Cargill contends that the appeal should be dismissed as moot. "[T]he doctrine of mootness is invoked where a change in circumstances prevents a court from rendering a decision that would effectively determine an actual controversy" (Matter of Dreikausen v Zoning Bd. of Appeals of City of Long Beach, 98 NY2d 165, 172 [2002]). Whether the controversy has become moot requires the consideration of various factors, including how far the construction work has progressed towards completion, whether the work was undertaken in bad faith or without authority and whether the substantially completed work cannot be readily undone without substantial hardship (see Matter of Citineighbors Coalition of Historic Carnegie Hill v New York City Landmarks Preserv. Commn., 2 NY3d 727, 728-729 [2004]). A chief consideration to be assessed is whether the challenger to the construction work "fail[ed] to seek preliminary injunctive relief or otherwise preserve the status quo to prevent construction from commencing or continuing during the pendency of the litigation" (id. at 729 [internal quotation marks and citation omitted]).
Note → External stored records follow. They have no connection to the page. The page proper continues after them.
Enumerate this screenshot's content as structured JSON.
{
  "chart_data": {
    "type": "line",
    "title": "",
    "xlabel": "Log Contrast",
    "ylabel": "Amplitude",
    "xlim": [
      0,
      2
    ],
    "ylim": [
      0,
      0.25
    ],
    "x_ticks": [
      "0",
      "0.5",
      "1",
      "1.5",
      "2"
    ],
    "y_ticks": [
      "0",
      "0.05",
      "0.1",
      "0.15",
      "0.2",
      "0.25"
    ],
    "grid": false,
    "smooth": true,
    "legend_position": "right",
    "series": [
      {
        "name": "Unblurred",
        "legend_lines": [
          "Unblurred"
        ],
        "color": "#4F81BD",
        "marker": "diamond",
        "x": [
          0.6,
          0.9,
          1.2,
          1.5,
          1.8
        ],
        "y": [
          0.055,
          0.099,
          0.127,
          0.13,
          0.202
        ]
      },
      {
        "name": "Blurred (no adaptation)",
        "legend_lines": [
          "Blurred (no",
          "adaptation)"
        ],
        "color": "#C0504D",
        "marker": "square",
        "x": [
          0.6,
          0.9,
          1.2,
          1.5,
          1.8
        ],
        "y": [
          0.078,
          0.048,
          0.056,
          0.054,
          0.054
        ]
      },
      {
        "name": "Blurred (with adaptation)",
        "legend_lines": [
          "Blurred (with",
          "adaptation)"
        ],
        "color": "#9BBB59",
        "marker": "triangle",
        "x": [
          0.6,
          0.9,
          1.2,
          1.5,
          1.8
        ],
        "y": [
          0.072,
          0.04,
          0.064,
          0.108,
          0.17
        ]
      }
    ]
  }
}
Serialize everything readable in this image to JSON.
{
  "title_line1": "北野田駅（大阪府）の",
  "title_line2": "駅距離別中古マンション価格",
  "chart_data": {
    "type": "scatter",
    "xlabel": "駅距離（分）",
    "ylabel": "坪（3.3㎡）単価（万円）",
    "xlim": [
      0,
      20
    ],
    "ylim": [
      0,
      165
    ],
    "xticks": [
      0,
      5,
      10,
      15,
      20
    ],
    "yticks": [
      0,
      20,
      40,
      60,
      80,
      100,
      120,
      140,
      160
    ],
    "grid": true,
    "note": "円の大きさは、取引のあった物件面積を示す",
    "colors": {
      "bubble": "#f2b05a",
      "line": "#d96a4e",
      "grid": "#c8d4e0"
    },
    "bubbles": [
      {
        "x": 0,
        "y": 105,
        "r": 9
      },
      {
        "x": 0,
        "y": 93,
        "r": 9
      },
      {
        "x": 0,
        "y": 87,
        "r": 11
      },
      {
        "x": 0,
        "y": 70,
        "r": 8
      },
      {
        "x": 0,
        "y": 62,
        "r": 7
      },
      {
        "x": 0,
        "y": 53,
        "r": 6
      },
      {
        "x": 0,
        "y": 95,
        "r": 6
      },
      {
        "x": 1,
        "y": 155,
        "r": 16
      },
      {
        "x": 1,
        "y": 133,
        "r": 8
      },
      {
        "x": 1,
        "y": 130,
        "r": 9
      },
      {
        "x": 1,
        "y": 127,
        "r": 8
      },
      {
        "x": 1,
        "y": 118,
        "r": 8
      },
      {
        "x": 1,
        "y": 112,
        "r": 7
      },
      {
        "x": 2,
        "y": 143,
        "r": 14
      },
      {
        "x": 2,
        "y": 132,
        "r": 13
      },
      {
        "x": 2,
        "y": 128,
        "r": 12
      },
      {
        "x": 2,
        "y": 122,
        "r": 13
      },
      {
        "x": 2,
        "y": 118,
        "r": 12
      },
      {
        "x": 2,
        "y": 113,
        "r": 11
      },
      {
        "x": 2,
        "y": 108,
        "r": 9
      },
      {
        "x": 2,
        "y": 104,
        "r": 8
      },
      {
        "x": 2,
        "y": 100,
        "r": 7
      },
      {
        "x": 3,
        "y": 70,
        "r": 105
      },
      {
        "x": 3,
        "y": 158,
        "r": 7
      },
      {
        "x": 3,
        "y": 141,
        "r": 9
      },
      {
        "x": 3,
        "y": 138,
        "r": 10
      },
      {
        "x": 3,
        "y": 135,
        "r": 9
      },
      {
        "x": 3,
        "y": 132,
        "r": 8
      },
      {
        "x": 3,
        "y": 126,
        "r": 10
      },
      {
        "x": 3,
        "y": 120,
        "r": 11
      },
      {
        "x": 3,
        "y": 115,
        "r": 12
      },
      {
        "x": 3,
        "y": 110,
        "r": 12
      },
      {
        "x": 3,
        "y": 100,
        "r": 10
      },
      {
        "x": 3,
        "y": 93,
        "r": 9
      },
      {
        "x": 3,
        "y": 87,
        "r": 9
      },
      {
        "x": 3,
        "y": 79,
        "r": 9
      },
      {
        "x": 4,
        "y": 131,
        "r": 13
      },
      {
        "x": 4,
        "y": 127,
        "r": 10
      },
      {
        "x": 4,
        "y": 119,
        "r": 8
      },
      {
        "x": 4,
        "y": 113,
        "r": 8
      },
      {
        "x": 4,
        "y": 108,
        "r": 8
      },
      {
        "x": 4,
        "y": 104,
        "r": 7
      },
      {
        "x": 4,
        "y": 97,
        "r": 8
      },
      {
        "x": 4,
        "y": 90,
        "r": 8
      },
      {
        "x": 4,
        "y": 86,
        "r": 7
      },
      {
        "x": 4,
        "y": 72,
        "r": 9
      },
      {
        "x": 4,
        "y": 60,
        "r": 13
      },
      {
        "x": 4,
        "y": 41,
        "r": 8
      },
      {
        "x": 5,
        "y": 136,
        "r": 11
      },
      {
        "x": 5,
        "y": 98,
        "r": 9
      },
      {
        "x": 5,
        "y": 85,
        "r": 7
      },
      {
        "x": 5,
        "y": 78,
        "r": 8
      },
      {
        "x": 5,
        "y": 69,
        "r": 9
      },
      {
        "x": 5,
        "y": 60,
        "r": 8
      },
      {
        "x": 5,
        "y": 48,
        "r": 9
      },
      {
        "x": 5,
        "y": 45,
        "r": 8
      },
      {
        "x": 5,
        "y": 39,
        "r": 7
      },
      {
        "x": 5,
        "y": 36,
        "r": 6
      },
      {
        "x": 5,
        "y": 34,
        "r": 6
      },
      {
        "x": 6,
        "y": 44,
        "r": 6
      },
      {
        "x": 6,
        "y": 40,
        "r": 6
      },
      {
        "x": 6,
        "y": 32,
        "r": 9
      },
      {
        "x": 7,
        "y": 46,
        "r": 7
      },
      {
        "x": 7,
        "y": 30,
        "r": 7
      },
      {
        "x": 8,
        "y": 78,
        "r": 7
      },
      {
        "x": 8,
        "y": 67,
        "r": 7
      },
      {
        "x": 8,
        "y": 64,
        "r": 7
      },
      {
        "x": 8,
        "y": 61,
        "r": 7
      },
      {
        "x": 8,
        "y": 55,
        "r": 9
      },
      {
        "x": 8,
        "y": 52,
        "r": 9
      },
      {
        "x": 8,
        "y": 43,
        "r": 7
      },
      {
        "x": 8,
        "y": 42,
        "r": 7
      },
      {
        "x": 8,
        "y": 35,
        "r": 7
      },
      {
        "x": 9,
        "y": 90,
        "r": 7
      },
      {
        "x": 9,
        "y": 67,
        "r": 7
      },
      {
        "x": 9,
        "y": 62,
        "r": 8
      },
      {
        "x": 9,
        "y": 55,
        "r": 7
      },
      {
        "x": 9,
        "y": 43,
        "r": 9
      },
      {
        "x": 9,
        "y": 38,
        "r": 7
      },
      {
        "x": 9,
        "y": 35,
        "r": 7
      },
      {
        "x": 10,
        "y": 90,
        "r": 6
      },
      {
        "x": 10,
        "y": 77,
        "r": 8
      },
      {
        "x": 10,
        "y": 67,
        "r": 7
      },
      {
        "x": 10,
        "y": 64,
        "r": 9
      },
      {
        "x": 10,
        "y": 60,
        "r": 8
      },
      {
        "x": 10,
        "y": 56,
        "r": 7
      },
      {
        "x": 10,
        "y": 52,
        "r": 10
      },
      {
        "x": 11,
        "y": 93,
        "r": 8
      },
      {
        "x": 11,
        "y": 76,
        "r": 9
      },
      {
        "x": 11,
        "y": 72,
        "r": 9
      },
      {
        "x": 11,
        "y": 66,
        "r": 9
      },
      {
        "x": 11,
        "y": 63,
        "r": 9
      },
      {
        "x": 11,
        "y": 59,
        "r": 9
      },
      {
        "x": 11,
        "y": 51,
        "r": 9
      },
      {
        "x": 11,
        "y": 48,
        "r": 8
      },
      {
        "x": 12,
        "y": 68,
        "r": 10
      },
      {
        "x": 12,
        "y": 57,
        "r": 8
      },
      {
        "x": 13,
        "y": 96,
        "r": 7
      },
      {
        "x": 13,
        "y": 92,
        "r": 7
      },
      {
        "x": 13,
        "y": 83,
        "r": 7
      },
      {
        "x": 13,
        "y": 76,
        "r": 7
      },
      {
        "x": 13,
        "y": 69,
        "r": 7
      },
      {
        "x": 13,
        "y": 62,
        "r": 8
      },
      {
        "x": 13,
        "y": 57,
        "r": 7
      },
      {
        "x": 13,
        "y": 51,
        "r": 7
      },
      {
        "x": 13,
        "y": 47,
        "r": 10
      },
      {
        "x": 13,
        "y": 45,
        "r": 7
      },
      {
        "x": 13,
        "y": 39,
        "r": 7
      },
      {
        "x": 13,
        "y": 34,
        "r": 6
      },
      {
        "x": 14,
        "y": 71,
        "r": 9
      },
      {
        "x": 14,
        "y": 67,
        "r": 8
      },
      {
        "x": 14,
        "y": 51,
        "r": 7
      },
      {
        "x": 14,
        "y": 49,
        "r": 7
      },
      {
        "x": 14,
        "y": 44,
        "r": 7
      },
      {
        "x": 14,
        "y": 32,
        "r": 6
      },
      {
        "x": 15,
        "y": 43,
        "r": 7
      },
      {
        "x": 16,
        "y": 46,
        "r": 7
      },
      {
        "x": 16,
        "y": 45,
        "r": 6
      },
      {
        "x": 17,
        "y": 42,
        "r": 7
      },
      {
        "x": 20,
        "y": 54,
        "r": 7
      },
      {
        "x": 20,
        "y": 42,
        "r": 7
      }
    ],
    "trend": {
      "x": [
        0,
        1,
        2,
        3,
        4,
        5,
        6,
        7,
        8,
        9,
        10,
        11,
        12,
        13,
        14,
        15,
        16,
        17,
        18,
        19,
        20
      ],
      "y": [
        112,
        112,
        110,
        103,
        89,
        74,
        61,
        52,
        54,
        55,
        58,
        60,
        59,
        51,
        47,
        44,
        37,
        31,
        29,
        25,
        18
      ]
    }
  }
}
This Court has been advised that, during the pendency of the underlying proceeding and this appeal, the construction of the surface shaft has been completed to the point that it cannot be safely halted and that substantial construction costs have been incurred. Furthermore, there is no indication that petitioners promptly sought injunctive relief to maintain the status quo (see Matter of Kowalczyk v Town of Amsterdam Zoning Bd. of Appeals, 95 AD3d 1475, 1477-1478 [2012]; Matter of Save the Pine Bush v City Engr. of City of Albany, 220 AD2d 871, 872 [1995], lv denied 87 NY2d 807 [1996]; compare Matter of Micklas v Town of Halfmoon Planning Bd., 170 AD3d 1483, 1485 [2019]) or that Cargill proceeded with the construction in bad faith or without the authority to do so (see Matter of Mehta v Town of Montour Zoning Bd. of Appeals, 4 AD3d 657, 658 [2004]). Based on the foregoing, petitioners' appeal is moot (see Matter of Citineighbors Coalition of Historic Carnegie Hill v New York City Landmarks Preserv. Commn., 2 NY3d at 728-729; Matter of Kowalczyk v Town of Amsterdam Zoning Bd. of Appeals, 95 AD3d at 1478; Matter of Many v Village of Sharon Springs Bd. of Trustees, 234 AD2d 643, 644 [1996], lv denied 89 NY2d 811 [1997]; compare Matter of Mirabile v City of Saratoga Springs, 67 AD3d 1178, 1180 [2009]). Contrary to petitioners' argument, the exception to the mootness doctrine does not apply (see generally Matter of Hearst Corp. v Clyne, 50 NY2d 707, 714-715 [1980]). Finally, in view of our determination, petitioners' motion to take judicial notice of certain documents is denied as academic.
Garry, P.J., Lynch, Clark and Reynolds Fitzgerald, JJ., concur.
ORDERED that the appeal is dismissed, as moot, without costs.
ORDERED that the motion is denied, as academic, without costs.
Footnote 1: To the extent that petitioners assert that Supreme Court erred in denying their motion to compel certain discovery, the October 2018 order is not reviewable in their appeal from the April 2019 judgment because such order does not necessarily affect the final judgment (see CPLR 5501 [a] [1]).
Footnote 2: Contrary to petitioners' assertion, DEC may raise this argument as an alternative ground for affirmance without having to cross-appeal from the April 2019 judgment (see Parochial Bus Sys. v Board of Educ. of City of N.Y., 60 NY2d 539, 545-546 [1983]; Matter of Save the Pine Bush v Zoning Bd. of Appeals of Town of Guilderland, 220 AD2d 90, 94 [1996], lv denied 88 NY2d 815 [1996]).